Today, we will share three common questions we receive about trusts, whose answers we believe may be important for you.

1. What types of trusts exist and where can they be established?

There are several types of trusts: revocable, irrevocable, discretionary, non-discretionary, among others. Their implementation depends on the client’s needs and objectives. There are also many jurisdictions where trusts can be established, mostly regulated by common law.

2. Is there any substantial difference between a trust created in the United States or in another jurisdiction, such as New Zealand, the Cayman Islands, etc.?

Yes. In addition to differences in the requirements and conditions for their creation and regulation, the most notable difference is the adherence to the Common Reporting Standard (CRS) by these latter jurisdictions, which does not apply to the United States.

Countries have made significant progress in the exchange of financial information, and taxpayers’ privacy rights have been compromised.

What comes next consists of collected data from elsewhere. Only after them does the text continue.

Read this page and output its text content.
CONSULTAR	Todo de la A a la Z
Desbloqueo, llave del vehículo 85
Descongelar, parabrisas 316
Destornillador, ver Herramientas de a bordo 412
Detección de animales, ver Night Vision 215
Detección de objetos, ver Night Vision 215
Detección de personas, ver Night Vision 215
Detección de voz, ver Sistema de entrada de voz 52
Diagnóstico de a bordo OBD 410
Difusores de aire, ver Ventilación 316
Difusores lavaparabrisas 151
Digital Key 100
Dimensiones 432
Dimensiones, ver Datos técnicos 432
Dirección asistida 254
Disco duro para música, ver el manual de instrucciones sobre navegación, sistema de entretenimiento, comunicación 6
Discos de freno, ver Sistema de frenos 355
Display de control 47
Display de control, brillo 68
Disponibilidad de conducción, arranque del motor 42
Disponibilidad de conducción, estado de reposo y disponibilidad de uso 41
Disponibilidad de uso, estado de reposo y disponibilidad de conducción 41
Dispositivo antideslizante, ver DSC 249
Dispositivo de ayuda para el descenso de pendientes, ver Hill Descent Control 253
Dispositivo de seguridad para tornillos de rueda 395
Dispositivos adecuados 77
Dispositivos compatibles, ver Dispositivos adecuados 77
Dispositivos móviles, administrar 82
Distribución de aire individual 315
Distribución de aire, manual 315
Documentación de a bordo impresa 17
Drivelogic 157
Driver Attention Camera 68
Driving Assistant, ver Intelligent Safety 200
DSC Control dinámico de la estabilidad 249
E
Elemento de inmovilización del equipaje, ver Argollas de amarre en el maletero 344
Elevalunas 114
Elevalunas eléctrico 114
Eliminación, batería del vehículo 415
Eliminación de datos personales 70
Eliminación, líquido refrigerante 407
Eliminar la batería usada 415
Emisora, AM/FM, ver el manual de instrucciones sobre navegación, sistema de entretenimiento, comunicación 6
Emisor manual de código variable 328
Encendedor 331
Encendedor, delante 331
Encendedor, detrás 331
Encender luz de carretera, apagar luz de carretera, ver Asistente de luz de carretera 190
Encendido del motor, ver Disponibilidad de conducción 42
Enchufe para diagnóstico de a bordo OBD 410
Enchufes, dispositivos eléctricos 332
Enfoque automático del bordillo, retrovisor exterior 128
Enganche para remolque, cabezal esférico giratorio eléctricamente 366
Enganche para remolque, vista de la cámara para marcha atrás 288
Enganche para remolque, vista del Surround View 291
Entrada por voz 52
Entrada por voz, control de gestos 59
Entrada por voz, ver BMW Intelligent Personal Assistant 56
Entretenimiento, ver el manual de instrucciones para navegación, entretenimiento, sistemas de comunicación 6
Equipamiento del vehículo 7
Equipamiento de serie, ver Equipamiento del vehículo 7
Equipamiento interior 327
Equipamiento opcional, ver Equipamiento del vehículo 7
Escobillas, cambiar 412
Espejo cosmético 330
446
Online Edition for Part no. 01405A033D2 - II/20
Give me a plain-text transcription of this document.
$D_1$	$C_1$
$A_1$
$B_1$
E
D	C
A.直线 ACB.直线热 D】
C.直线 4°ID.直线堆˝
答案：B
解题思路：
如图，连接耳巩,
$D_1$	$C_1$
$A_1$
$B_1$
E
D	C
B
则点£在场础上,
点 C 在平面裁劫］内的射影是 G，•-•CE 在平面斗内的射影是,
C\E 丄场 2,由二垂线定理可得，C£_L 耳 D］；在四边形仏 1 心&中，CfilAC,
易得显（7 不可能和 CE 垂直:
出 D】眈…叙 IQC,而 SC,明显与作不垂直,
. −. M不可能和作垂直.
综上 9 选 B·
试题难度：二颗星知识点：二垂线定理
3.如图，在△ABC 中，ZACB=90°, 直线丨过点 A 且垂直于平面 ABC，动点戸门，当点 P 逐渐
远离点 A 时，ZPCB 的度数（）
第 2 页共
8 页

With the implementation of CRS, countries that have signed this automatic exchange of information agreement have begun to automatically obtain and exchange financial information about most trusts, including the identity of settlors, assets, and generated profits. Beneficiaries are generally only reported in years when they receive benefits.

3. Which jurisdictions are most commonly used by Untitled and why?

To establish these types of structures, we primarily work with North American states such as South Dakota and the United States Virgin Islands (USVI), as they have very strong asset protection legislation in addition to considerations regarding CRS compliance. Therefore, it is virtually impossible for settlors’ creditors to reach these assets.

Furthermore, their asset protection statutes specifically exclude claims for forced inheritances.

This does not mean that we have not worked or cannot work with other jurisdictions. It always depends on the case, the type of structure, and the needs of each client.